I have one person who quit (the industry) and became an associate fellow in my program. A guy named Bob Lord, who was a lifelong estate tax attorney and he’s like, “That’s it. I just can’t do this anymore.” He’s changed sides. He is helping Senator Bernie Sanders write the provisions of the new estate-tax reform bill to shut down a bunch of these hidden wealth systems.
I keep talking to some of the biggies in the industry. One of them just confidentially said to me, “If I had to do it over again, I would have done something different.” You’re feeling that level of regret in your mid-60s about the work that you’ve done over your whole life. That’s why I end the book with a mock commencement address. I think there’s a lot of young people who think, “Oh, yeah, I’ve gone to business school and I’m just going to work for the devil for 10 years, make a lot of money, and then I’ll get to do the good work.” My argument to them is: “Don’t work for the devil at all. Don’t work for the billionaires.
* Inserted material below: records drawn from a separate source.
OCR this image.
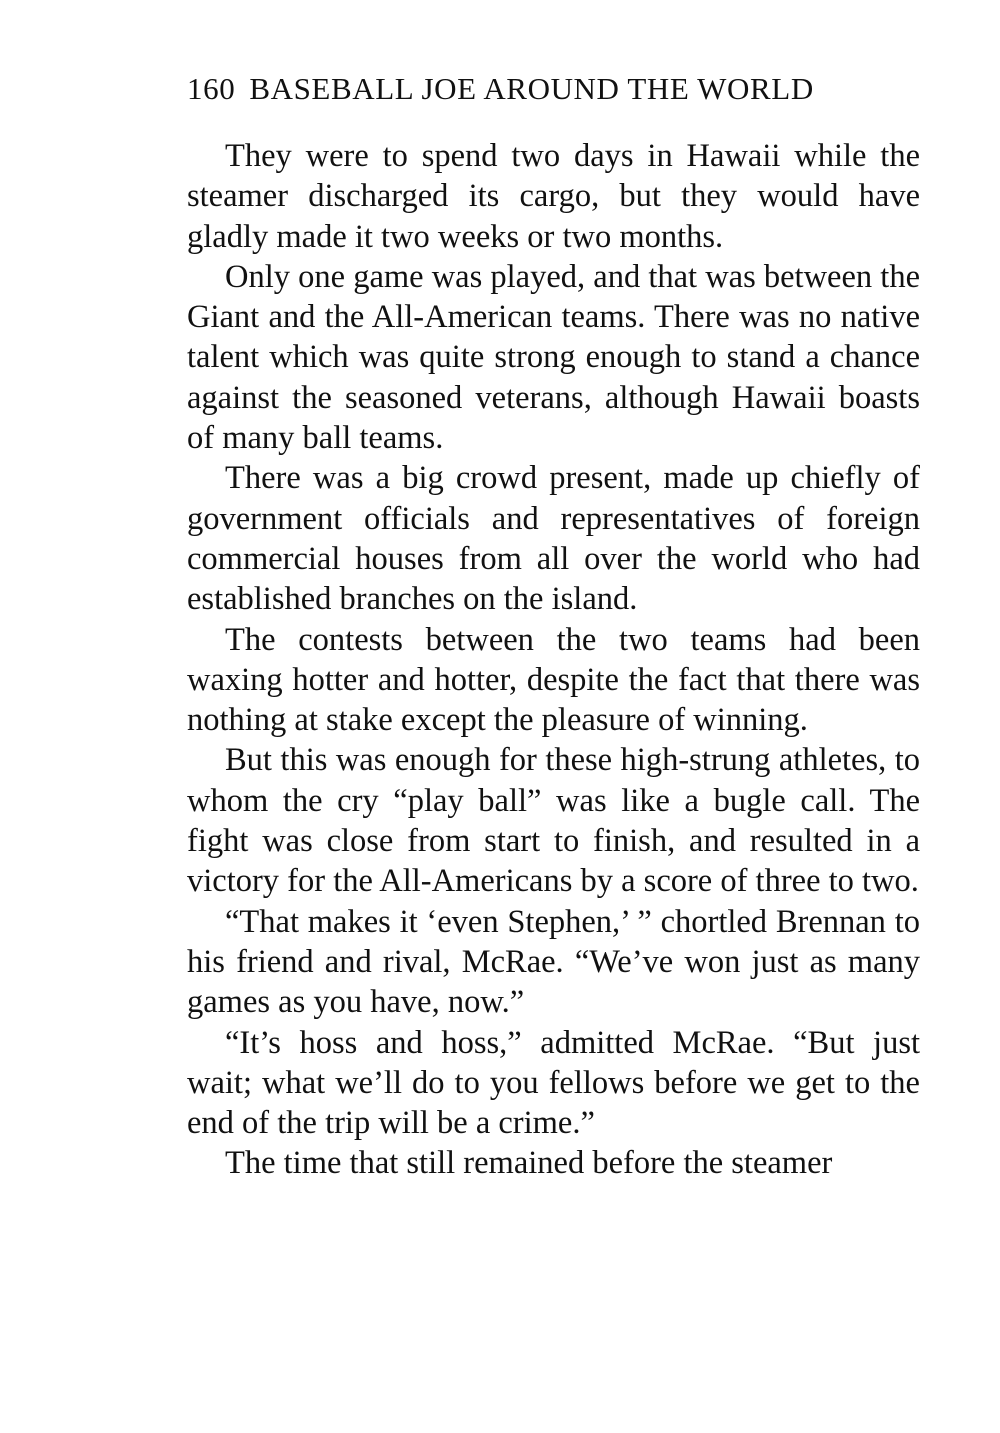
160 BASEBALL JOE AROUND THE WORLD

They were to spend two days in Hawaii while the steamer discharged its cargo, but they would have gladly made it two weeks or two months.

Only one game was played, and that was between the Giant and the All-American teams. There was no native talent which was quite strong enough to stand a chance against the seasoned veterans, although Hawaii boasts of many ball teams.

There was a big crowd present, made up chiefly of government officials and representatives of foreign commercial houses from all over the world who had established branches on the island.

The contests between the two teams had been waxing hotter and hotter, despite the fact that there was nothing at stake except the pleasure of winning.

But this was enough for these high-strung athletes, to whom the cry “play ball” was like a bugle call. The fight was close from start to finish, and resulted in a victory for the All-Americans by a score of three to two.

“That makes it ‘even Stephen,’ ” chortled Brennan to his friend and rival, McRae. “We’ve won just as many games as you have, now.”

“It’s hoss and hoss,” admitted McRae. “But just wait; what we’ll do to you fellows before we get to the end of the trip will be a crime.”

The time that still remained before the steamer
Do something else to help society.”
Do you think the wealth tax that Senator Warren proposed during the 2020 campaign would be effective in taxing and dragging some of this wealth, these trillions of wealth, into the sunlight?
I don’t think that tax would work unless we shut down the hidden wealth system. Over the last year, I’ve watched the chatter in the wealth defense industry. They’re very tuned into the wealth tax debate; even the more modest Biden tax proposal has them on high alert, and they are working rapidly to move more money to the shadows. And these laws aren’t even close to passing.
To fix the problem that ProPublica has exposed, a wealth tax, taxing capital gains at the same rate as income from work, is a really important way to make the system fairer. But basically, it’s kind of like putting more water in the bucket when there’s all these holes in the bucket.
We need to deal with the holes in the bucket. That’s enforcement. Outlawing certain kinds of trusts and other transactions that have nothing to do with legitimate business activity. Requiring transparency of ownership. Eliminating the anonymous shell companies.
And then it’s international cooperation and treaties. The good news is the rest of the world is ready for us to step up and be part of fixing things. The United States is the weak link in the system right now. If you’re a Russian oligarch or a Chinese billionaire or you’ve stolen money from your own people from Latin America, you’re bringing it to the United States because London isn’t as porous as it used to be.